Future Of The Left

Polymers Are Forever

I once saw Future Of The Left play a drizzly afternoon slot in Belfast city centre, to the casual indifference of some Mogwai fans, a sleeping vagrant, and a man who I suspected was lost. Surveying the miserable turnout, Andy Falkous wheezed from the side of his mouth and declared: "In the words of the great Bill Hicks, I’ve fucked more people than this."

Like all the best punks, Andy ‘Falko’ Falkous has a keen eye for absurdity. Indeed, his music is teeming with it. So chances are, the absurdity of his career trajectory thus far – a tale of heartbreak and missed opportunity and the complete neglect of not one, but two utterly brilliant bands – isn’t lost on the Welshman. Needless to say, FOTL played a great set that day in 2006 – suffocatingly avid yet attuned to the pantomime ironies of punk performance. Rolling out rabid little sketches of surrealist satire – truly British music bent on putting idiocy on the dock – Falkous slayed, as did drummer Jack Eggleston. Meanwhile Kelson Mathias, as he was often given to doing, ran around with his pants down, while in apology for his absent countrymen a lone superfan laughed way harder than the sight of Mathias’ bare ass merited. And all the while, the rain continued apace.

Here they are again, facing down Belfast’s empty stalls, gearing up for album number three as a brand-spanking new fourpiece, after the addition of second guitarist Jimmy Watkins. With their frontman nearing a stately 40 years of age, this January’s The Plot Against Common Sense may be the last chance to catch the Atrocity Exhibition FOTL make out of Britain’s banally evil trash apocalypse, survived only by Facebook, the X-Factor and David Cameron. Or whatever the hell the Devil calls himself. Before the curtains part, however, here’s a six-track pre-show to get the blood going. How does it auger for the main event?

Taken from the album sessions, the organ-bolstered ‘Polymers Are Forever’ combines classic FOTL with a worrying tendency for grandiosity which was emerging on Travels…; a stylistic development which, along with an increasing funk elasticity, is a far cry from Falkous’s efficiently cutting Mclusky.
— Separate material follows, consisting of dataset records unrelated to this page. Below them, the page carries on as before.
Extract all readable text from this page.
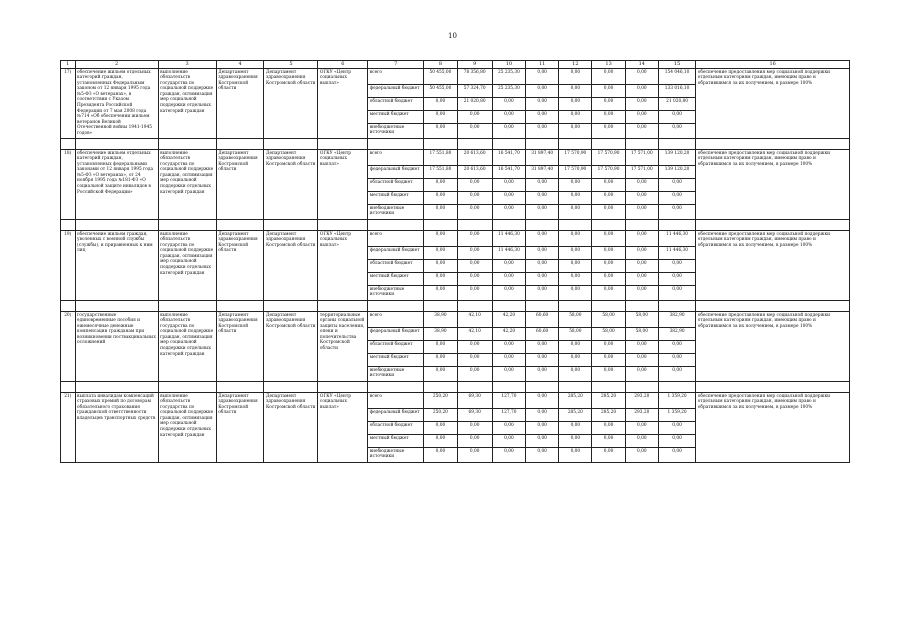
10
1	2	3	4	5	6	7	8	9	10	11	12	13	14	15	16
17)	обеспечение жильем отдельных категорий граждан, установленных Федеральным законом от 12 января 1995 года №5-ФЗ «О ветеранах», в соответствии с Указом Президента Российской Федерации от 7 мая 2008 года №714 «Об обеспечении жильем ветеранов Великой Отечественной войны 1941-1945 годов»	выполнение обязательств государства по социальной поддержке граждан, оптимизация мер социальной поддержки отдельных категорий граждан	Департамент здравоохранения Костромской области	Департамент здравоохранения Костромской области	ОГКУ «Центр социальных выплат»	всего	50 455,00	78 356,80	25 235,30	0,00	0,00	0,00	0,00	154 046,10	обеспечение предоставления мер социальной поддержки отдельным категориям граждан, имеющим право и обратившимся за их получением, в размере 100%
						федеральный бюджет	50 455,00	57 324,70	25 235,30	0,00	0,00	0,00	0,00	133 016,10	
						областной бюджет	0,00	21 020,80	0,00	0,00	0,00	0,00	0,00	21 020,80	
						местный бюджет	0,00	0,00	0,00	0,00	0,00	0,00	0,00	0,00	
						внебюджетные источники	0,00	0,00	0,00	0,00	0,00	0,00	0,00	0,00	

18)	обеспечение жильем отдельных категорий граждан, установленных федеральными законами от 12 января 1995 года №5-ФЗ «О ветеранах», от 24 ноября 1995 года №181-ФЗ «О социальной защите инвалидов в Российской Федерации»	выполнение обязательств государства по социальной поддержке граждан, оптимизация мер социальной поддержки отдельных категорий граждан	Департамент здравоохранения Костромской области	Департамент здравоохранения Костромской области	ОГКУ «Центр социальных выплат»	всего	17 551,80	20 613,60	16 541,70	31 897,40	17 570,90	17 570,90	17 571,00	139 120,20	обеспечение предоставления мер социальной поддержки отдельным категориям граждан, имеющим право и обратившимся за их получением, в размере 100%
						федеральный бюджет	17 551,80	20 613,60	16 541,70	31 897,40	17 570,90	17 570,90	17 571,00	139 120,20	
						областной бюджет	0,00	0,00	0,00	0,00	0,00	0,00	0,00	0,00	
						местный бюджет	0,00	0,00	0,00	0,00	0,00	0,00	0,00	0,00	
						внебюджетные источники	0,00	0,00	0,00	0,00	0,00	0,00	0,00	0,00	

19)	обеспечение жильем граждан, уволенных с военной службы (службы), и приравненных к ним лиц	выполнение обязательств государства по социальной поддержке граждан, оптимизация мер социальной поддержки отдельных категорий граждан	Департамент здравоохранения Костромской области	Департамент здравоохранения Костромской области	ОГКУ «Центр социальных выплат»	всего	0,00	0,00	11 446,30	0,00	0,00	0,00	0,00	11 446,30	обеспечение предоставления мер социальной поддержки отдельным категориям граждан, имеющим право и обратившимся за их получением, в размере 100%
						федеральный бюджет	0,00	0,00	11 446,30	0,00	0,00	0,00	0,00	11 446,30	
						областной бюджет	0,00	0,00	0,00	0,00	0,00	0,00	0,00	0,00	
						местный бюджет	0,00	0,00	0,00	0,00	0,00	0,00	0,00	0,00	
						внебюджетные источники	0,00	0,00	0,00	0,00	0,00	0,00	0,00	0,00	

20)	государственные единовременные пособия и ежемесячные денежные компенсации гражданам при возникновении поствакцинальных осложнений	выполнение обязательств государства по социальной поддержке граждан, оптимизация мер социальной поддержки отдельных категорий граждан	Департамент здравоохранения Костромской области	Департамент здравоохранения Костромской области	территориальные органы социальной защиты населения, опеки и попечительства Костромской области	всего	38,90	42,10	42,20	60,60	58,00	58,00	58,00	382,90	обеспечение предоставления мер социальной поддержки отдельным категориям граждан, имеющим право и обратившимся за их получением, в размере 100%
						федеральный бюджет	38,90	42,10	42,20	60,60	58,00	58,00	58,00	382,90	
						областной бюджет	0,00	0,00	0,00	0,00	0,00	0,00	0,00	0,00	
						местный бюджет	0,00	0,00	0,00	0,00	0,00	0,00	0,00	0,00	
						внебюджетные источники	0,00	0,00	0,00	0,00	0,00	0,00	0,00	0,00	

21)	выплата инвалидам компенсаций страховых премий по договорам обязательного страхования гражданской ответственности владельцев транспортных средств	выполнение обязательств государства по социальной поддержке граждан, оптимизация мер социальной поддержки отдельных категорий граждан	Департамент здравоохранения Костромской области	Департамент здравоохранения Костромской области	ОГКУ «Центр социальных выплат»	всего	250,20	69,30	127,70	0,00	285,20	285,20	293,20	1 359,20	обеспечение предоставления мер социальной поддержки отдельным категориям граждан, имеющим право и обратившимся за их получением, в размере 100%
						федеральный бюджет	250,20	69,30	127,70	0,00	285,20	285,20	293,20	1 359,20	
						областной бюджет	0,00	0,00	0,00	0,00	0,00	0,00	0,00	0,00	
						местный бюджет	0,00	0,00	0,00	0,00	0,00	0,00	0,00	0,00	
						внебюджетные источники	0,00	0,00	0,00	0,00	0,00	0,00	0,00	0,00	
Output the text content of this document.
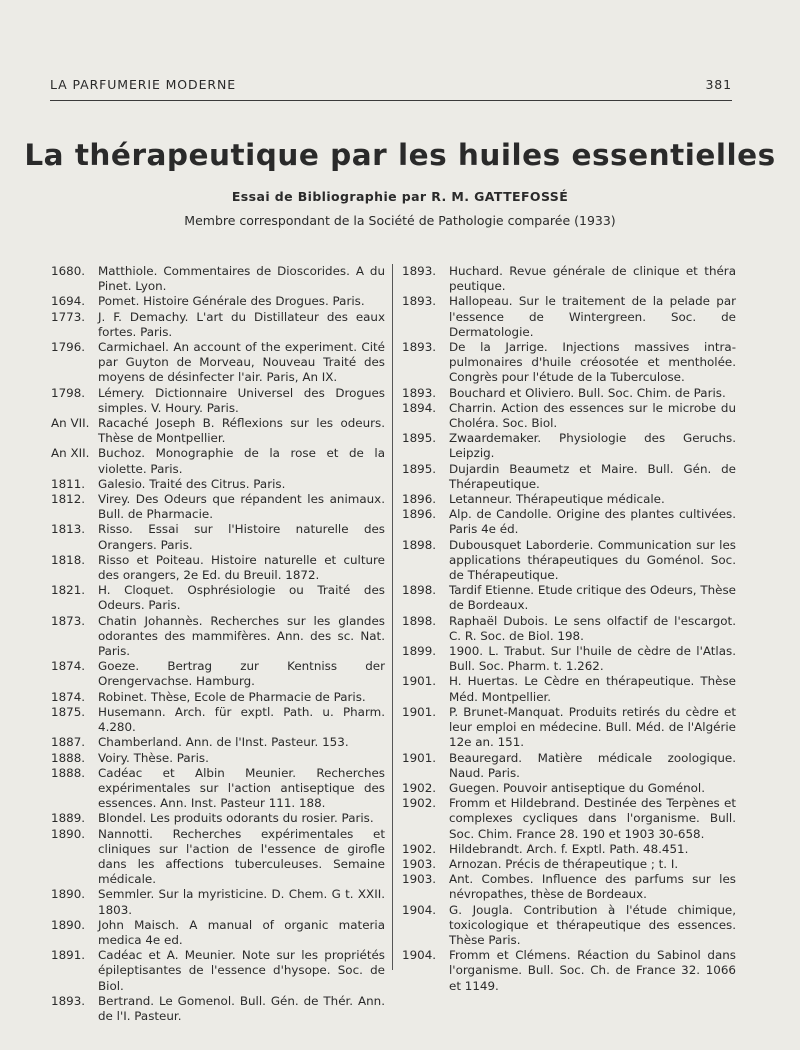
LA PARFUMERIE MODERNE	381
La thérapeutique par les huiles essentielles
Essai de Bibliographie par R. M. GATTEFOSSÉ
Membre correspondant de la Société de Pathologie comparée (1933)
1680.	Matthiole. Commentaires de Dioscorides. A du Pinet. Lyon.
1694.	Pomet. Histoire Générale des Drogues. Paris.
1773.	J. F. Demachy. L'art du Distillateur des eaux fortes. Paris.
1796.	Carmichael. An account of the experiment. Cité par Guyton de Morveau, Nouveau Traité des moyens de désinfecter l'air. Paris, An IX.
1798.	Lémery. Dictionnaire Universel des Drogues simples. V. Houry. Paris.
An VII. Racaché Joseph B. Réflexions sur les odeurs. Thèse de Montpellier.
An XII. Buchoz. Monographie de la rose et de la violette. Paris.
1811.	Galesio. Traité des Citrus. Paris.
1812.	Virey. Des Odeurs que répandent les animaux. Bull. de Pharmacie.
1813.	Risso. Essai sur l'Histoire naturelle des Orangers. Paris.
1818.	Risso et Poiteau. Histoire naturelle et culture des orangers, 2e Ed. du Breuil. 1872.
1821.	H. Cloquet. Osphrésiologie ou Traité des Odeurs. Paris.
1873.	Chatin Johannès. Recherches sur les glandes odorantes des mammifères. Ann. des sc. Nat. Paris.
1874.	Goeze. Bertrag zur Kentniss der Orengervachse. Hamburg.
1874.	Robinet. Thèse, Ecole de Pharmacie de Paris.
1875.	Husemann. Arch. für exptl. Path. u. Pharm. 4.280.
1887.	Chamberland. Ann. de l'Inst. Pasteur. 153.
1888.	Voiry. Thèse. Paris.
1888.	Cadéac et Albin Meunier. Recherches expérimentales sur l'action antiseptique des essences. Ann. Inst. Pasteur 111. 188.
1889.	Blondel. Les produits odorants du rosier. Paris.
1890.	Nannotti. Recherches expérimentales et cliniques sur l'action de l'essence de girofle dans les affections tuberculeuses. Semaine médicale.
1890.	Semmler. Sur la myristicine. D. Chem. G t. XXII. 1803.
1890.	John Maisch. A manual of organic materia medica 4e ed.
1891.	Cadéac et A. Meunier. Note sur les propriétés épileptisantes de l'essence d'hysope. Soc. de Biol.
1893.	Bertrand. Le Gomenol. Bull. Gén. de Thér. Ann. de l'I. Pasteur.
1893.	Huchard. Revue générale de clinique et théra peutique.
1893.	Hallopeau. Sur le traitement de la pelade par l'essence de Wintergreen. Soc. de Dermatologie.
1893.	De la Jarrige. Injections massives intra-pulmonaires d'huile créosotée et mentholée. Congrès pour l'étude de la Tuberculose.
1893.	Bouchard et Oliviero. Bull. Soc. Chim. de Paris.
1894.	Charrin. Action des essences sur le microbe du Choléra. Soc. Biol.
1895.	Zwaardemaker. Physiologie des Geruchs. Leipzig.
1895.	Dujardin Beaumetz et Maire. Bull. Gén. de Thérapeutique.
1896.	Letanneur. Thérapeutique médicale.
1896.	Alp. de Candolle. Origine des plantes cultivées. Paris 4e éd.
1898.	Dubousquet Laborderie. Communication sur les applications thérapeutiques du Goménol. Soc. de Thérapeutique.
1898.	Tardif Etienne. Etude critique des Odeurs, Thèse de Bordeaux.
1898.	Raphaël Dubois. Le sens olfactif de l'escargot. C. R. Soc. de Biol. 198.
1899.	1900. L. Trabut. Sur l'huile de cèdre de l'Atlas. Bull. Soc. Pharm. t. 1.262.
1901.	H. Huertas. Le Cèdre en thérapeutique. Thèse Méd. Montpellier.
1901.	P. Brunet-Manquat. Produits retirés du cèdre et leur emploi en médecine. Bull. Méd. de l'Algérie 12e an. 151.
1901.	Beauregard. Matière médicale zoologique. Naud. Paris.
1902.	Guegen. Pouvoir antiseptique du Goménol.
1902.	Fromm et Hildebrand. Destinée des Terpènes et complexes cycliques dans l'organisme. Bull. Soc. Chim. France 28. 190 et 1903 30-658.
1902.	Hildebrandt. Arch. f. Exptl. Path. 48.451.
1903.	Arnozan. Précis de thérapeutique ; t. I.
1903.	Ant. Combes. Influence des parfums sur les névropathes, thèse de Bordeaux.
1904.	G. Jougla. Contribution à l'étude chimique, toxicologique et thérapeutique des essences. Thèse Paris.
1904.	Fromm et Clémens. Réaction du Sabinol dans l'organisme. Bull. Soc. Ch. de France 32. 1066 et 1149.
Consequently, after a typically venomous intro, instead of erupting into whirling speed, ‘Polymers’ both slows and soars. It’s tuneful, sure, but frustratingly pillowy by FOTL’s standards. This is how it started for Biffy Clyro – next thing you know they’re hawking strings-laden blustery shit with a neckless X-Factor winner. Lyrically, however FOTL are right on course, carving out a loose portrait of linoleum-carpeted Brit culture, with more than a little Rita, Sue and Bob Too about it.

With more gameshow organ and less pomp, the reckless ‘Emily’ hints at a back-to-basics direction for the LP. At under two minutes, it’s a cross between a No Age quickie and a Curses B-side, and further proof that FOTL are never better than when Falkous is screaming himself hoarse. Then on the wry ‘New Adventures’, the frontman mounts a signature ode to spiritually bankrupt suburbia, imparting lines like "He loved a racist once, she kept a tidy house" over chirpily polka synths. When Thom Yorke does it, it reeks of art-school condescension, but Falkous writes as one of us stiffs.

After the slow-burning ‘My Wife’ normal service resumes with the clobbering third act, which features two of the hardest tracks the band have written since Curses. Distorted by noxious production, the shredding ‘Dry Hate’ is as lo-fi as FOTL get. Through a tannoy, Falkous warns the ruling classes that hatred cannot be suppressed, grimacing "Do you feel the carpet slipping, motherfuckers?". Screeching guitars rise up at a killer slant, and underfoot ex-Million Dead bassist Julia Ruzicka lays down some psychobilly lines. "Jesus loves a renegade" thunders the frontman.

Last comes ‘Destroywhitchurch’, conceivably the closest the Welshmen have come to doing prog rock. Taking in Gang Of Four, The Tornadoes, Iron Maiden, Mudhoney and a truly unhinged refrain, it works through various phases before finishing with a coda of nimbly intertwined guitar. And so ends a beginners’ course in FOTL Version 3.0, all-in-all a promising preamble to the real deal. Can they deliver on next year’s LP? The forecast is for thunder and lightning.